Oliver Luksic, a deputy of the Free Democratic party in the Bundestag, wrote on Twitter: "The terroristic Hamas now references the German foreign minister Sigmar Gabriel. The German bashing of Israel is intolerable."
 
Aras-Nathan Keul, an executive board member of the youth organization of the German-Israel friendship society, wrote on his Twitter feed: "The German foreign minister Sigmar Gabriel receives applause from the terror organization Hamas. He can easily change that when he apologizes for the apartheid comparison against Israel and explains why this [the comparison] is false."
 
Prominent German-Jewish activist Malca Goldstein-Wolf wrote in a December public letter to Gabriel that he was “providing further ammunition to youths who were fed antisemitism with their mothers’ milk."
 
Arsen Ostrovsky, the executive director of The Israeli-Jewish Congress (IJC), wrote on on Twitter: "He's done it again! German FM Sigmar Gabriel reiterates [his] outrageous comparison of Israel as 'apartheid regime.' How long will Merkel tolerate this?"

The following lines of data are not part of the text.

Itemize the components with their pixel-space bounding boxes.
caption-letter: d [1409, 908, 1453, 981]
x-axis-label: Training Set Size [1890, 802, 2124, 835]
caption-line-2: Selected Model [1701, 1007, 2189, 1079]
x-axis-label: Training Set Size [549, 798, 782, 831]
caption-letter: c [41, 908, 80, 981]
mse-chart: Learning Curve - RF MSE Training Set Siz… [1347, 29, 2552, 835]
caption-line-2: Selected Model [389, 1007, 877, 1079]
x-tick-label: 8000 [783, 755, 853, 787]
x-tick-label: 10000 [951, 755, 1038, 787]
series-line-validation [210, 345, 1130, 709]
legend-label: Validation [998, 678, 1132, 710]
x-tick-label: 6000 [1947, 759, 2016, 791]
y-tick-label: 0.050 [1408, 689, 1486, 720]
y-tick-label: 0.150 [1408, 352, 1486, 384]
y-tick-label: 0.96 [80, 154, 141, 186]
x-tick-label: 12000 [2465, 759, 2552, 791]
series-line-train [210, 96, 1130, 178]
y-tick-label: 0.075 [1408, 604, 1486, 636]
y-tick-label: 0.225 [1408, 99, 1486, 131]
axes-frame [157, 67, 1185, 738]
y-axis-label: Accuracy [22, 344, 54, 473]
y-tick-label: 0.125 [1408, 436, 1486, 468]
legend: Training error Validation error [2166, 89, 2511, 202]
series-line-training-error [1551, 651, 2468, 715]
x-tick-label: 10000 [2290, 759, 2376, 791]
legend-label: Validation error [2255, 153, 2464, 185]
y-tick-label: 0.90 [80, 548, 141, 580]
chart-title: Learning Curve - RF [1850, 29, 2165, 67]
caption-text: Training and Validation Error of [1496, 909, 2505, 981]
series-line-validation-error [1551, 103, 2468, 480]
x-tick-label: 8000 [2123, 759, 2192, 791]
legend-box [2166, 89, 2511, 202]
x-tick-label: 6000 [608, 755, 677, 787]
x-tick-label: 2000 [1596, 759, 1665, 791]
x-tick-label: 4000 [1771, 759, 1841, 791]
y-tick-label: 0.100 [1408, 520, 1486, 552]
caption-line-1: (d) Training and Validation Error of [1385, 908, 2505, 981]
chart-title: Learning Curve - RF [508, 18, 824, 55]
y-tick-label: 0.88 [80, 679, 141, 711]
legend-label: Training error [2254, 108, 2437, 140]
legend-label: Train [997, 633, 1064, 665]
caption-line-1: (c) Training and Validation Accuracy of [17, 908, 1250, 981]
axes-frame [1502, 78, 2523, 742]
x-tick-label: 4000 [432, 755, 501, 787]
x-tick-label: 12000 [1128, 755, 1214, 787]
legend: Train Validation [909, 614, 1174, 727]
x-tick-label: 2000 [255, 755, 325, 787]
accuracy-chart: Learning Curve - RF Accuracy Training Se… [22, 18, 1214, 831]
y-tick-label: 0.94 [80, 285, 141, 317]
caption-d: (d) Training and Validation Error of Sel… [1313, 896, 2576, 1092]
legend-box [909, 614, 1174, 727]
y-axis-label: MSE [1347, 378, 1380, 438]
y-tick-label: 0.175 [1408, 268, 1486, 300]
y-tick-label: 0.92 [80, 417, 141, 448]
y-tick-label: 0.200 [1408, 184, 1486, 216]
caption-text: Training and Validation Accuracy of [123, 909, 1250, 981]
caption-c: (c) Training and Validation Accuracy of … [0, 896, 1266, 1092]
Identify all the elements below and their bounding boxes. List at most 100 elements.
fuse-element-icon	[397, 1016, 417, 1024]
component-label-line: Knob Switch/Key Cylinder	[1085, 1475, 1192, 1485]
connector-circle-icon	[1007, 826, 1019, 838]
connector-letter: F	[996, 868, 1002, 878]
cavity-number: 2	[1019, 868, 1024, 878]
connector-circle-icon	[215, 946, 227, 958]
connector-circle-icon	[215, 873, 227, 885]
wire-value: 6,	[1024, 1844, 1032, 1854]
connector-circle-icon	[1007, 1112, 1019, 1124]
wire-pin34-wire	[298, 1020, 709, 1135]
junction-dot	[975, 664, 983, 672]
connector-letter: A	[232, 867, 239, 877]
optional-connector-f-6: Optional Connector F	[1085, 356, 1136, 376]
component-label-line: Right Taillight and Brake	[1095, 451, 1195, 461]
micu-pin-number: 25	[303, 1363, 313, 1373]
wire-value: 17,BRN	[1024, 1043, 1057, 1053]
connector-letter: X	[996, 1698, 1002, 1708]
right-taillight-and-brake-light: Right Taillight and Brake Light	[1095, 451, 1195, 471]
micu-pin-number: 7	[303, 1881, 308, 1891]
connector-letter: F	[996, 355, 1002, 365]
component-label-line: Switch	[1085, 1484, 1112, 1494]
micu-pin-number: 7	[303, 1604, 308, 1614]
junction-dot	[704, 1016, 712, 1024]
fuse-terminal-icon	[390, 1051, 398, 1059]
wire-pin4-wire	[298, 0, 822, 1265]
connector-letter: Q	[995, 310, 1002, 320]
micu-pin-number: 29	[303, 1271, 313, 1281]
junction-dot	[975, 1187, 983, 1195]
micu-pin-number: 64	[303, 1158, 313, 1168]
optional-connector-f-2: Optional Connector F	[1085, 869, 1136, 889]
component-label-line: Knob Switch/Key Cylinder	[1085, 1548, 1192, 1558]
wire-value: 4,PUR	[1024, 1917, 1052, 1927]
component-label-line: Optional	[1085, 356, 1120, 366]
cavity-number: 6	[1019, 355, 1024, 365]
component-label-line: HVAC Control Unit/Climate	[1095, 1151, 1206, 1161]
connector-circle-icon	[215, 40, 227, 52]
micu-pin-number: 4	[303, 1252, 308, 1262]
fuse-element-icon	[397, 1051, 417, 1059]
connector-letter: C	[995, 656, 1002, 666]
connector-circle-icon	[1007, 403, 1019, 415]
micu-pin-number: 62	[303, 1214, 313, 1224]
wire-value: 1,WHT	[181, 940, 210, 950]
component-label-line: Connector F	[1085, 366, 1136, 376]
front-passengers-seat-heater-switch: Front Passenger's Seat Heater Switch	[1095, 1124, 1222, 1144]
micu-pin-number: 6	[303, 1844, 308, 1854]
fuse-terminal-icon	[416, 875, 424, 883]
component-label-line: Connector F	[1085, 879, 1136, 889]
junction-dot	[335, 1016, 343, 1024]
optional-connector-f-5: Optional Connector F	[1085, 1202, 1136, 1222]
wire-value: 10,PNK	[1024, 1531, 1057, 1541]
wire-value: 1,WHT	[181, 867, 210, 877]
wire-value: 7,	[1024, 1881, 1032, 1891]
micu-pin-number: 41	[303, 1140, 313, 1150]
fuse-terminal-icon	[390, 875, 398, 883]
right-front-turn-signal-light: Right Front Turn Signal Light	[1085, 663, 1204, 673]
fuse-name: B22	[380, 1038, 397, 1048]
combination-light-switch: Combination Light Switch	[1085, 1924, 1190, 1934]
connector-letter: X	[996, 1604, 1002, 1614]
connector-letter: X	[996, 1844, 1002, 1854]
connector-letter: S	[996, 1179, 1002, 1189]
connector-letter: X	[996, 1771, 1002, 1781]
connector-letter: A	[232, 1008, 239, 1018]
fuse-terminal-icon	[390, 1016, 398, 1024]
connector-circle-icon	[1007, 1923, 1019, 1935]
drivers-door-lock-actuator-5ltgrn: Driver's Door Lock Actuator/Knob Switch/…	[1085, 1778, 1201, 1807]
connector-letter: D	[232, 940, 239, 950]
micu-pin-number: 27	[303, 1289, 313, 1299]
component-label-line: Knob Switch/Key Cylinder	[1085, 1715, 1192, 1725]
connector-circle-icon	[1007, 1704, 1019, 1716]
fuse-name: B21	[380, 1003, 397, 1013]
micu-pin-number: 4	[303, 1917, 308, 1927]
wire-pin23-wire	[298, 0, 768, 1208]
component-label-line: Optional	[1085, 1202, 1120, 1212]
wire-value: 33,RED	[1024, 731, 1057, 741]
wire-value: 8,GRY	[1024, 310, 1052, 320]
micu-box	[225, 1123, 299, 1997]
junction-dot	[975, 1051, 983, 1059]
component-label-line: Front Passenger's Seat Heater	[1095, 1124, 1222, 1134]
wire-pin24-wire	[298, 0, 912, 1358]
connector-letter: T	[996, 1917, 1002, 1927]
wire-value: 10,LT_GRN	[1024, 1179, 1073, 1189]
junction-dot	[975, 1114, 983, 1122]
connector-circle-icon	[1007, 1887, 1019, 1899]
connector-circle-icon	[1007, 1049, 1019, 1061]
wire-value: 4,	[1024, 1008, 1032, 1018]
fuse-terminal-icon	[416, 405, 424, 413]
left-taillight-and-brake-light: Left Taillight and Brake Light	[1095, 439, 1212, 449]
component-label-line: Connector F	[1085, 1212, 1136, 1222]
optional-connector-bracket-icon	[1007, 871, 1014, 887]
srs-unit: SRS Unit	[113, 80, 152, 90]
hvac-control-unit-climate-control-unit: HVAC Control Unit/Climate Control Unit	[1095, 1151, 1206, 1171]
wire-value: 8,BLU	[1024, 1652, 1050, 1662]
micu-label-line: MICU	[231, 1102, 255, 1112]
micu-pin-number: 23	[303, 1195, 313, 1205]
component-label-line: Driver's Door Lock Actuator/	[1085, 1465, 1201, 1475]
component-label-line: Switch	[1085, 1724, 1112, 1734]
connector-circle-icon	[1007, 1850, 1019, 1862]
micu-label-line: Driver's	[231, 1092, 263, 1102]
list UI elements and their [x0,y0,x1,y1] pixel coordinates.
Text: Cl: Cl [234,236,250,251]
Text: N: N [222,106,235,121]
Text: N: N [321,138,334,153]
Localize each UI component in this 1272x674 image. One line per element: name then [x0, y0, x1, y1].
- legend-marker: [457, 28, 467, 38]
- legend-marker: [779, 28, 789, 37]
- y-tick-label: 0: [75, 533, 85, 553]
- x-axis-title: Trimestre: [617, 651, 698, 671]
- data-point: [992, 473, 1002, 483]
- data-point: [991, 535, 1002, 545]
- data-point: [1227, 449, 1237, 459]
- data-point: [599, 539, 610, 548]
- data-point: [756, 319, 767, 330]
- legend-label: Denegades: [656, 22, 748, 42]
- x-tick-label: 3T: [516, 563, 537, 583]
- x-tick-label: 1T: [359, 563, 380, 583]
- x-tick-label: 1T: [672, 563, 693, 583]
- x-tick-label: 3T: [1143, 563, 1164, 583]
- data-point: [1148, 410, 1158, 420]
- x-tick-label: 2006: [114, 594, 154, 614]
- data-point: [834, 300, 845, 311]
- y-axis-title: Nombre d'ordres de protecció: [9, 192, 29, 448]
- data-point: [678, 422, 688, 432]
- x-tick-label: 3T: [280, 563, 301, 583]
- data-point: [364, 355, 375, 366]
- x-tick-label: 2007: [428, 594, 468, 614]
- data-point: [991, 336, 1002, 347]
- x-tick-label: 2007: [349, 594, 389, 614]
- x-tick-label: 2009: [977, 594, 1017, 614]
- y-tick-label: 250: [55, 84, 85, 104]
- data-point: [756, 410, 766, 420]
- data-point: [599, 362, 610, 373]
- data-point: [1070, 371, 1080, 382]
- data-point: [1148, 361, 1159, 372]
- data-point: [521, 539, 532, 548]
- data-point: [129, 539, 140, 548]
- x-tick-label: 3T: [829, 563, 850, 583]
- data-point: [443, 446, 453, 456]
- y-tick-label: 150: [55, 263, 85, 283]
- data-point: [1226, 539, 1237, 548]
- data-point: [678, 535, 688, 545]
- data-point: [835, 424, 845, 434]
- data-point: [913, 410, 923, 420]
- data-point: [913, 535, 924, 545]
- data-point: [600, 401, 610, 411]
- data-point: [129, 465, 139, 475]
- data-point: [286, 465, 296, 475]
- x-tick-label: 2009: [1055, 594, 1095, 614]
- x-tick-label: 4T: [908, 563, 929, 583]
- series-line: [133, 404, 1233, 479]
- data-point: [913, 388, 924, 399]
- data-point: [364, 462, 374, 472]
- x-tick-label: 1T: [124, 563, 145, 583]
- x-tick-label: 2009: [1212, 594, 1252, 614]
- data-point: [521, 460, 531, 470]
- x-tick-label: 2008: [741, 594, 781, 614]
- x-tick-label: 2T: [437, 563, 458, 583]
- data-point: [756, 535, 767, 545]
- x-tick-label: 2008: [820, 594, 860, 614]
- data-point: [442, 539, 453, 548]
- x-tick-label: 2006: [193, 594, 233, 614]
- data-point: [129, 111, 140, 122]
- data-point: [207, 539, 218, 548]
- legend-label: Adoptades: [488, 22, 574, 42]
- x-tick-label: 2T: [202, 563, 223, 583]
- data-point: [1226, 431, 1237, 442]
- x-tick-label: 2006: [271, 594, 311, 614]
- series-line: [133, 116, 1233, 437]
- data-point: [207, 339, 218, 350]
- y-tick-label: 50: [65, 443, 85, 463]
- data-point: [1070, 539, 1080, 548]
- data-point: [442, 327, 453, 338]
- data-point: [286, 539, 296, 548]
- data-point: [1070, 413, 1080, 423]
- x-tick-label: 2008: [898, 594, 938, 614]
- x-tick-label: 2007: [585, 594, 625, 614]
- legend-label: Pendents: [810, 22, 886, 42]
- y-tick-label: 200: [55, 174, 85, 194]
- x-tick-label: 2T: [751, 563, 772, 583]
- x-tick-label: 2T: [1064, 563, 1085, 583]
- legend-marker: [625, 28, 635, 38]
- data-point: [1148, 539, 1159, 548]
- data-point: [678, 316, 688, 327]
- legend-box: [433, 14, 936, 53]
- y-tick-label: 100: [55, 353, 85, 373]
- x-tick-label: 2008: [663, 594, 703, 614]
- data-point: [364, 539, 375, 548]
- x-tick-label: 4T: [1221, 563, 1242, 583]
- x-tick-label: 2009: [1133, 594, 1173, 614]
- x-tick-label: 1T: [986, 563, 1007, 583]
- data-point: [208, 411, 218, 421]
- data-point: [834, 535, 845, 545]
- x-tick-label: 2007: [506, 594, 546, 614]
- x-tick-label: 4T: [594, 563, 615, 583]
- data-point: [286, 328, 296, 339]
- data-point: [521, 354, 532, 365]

Gabriel, who frequently boasts about his anti-fascist credentials because he rejected his father's hardcore Nazism, has been engulfed in a number of anti-Jewish and anti-Israel scandals, say his critics.

 
“There are two central narratives to Jewish history in the 20th century – the Holocaust and the establishment of the State of Israel. Sigmar Gabriel has already tried to undermine the core of each of them,” Dr. Efraim Zuroff, head of the Jerusalem Office of the Simon Wiesenthal Center, told the Post in December.
“By falsely claiming that Israel is an ‘apartheid state,’ he denies its democratic basis, which is a central tenet of Israeli statehood since its establishment, and legitimizes unjust attacks on the Jewish state for sins committed on a regular basis by all its neighbors but not by Israel,” he said.
Zuroff, the organization’s chief Nazi hunter, added, “In the past, Gabriel claimed that Social Democrats suffered the same fate as Jews during the Third Reich, a ridiculous assertion with no basis in fact, that undermines the uniqueness of the Holocaust and falsely relativizes the uniquely horrific fate of European Jewry at the hands of the Nazis and their helpers.”
The German foreign ministry said Gabriel sent a clear message against antisemitism and that “antisemitism has no place in Germany.”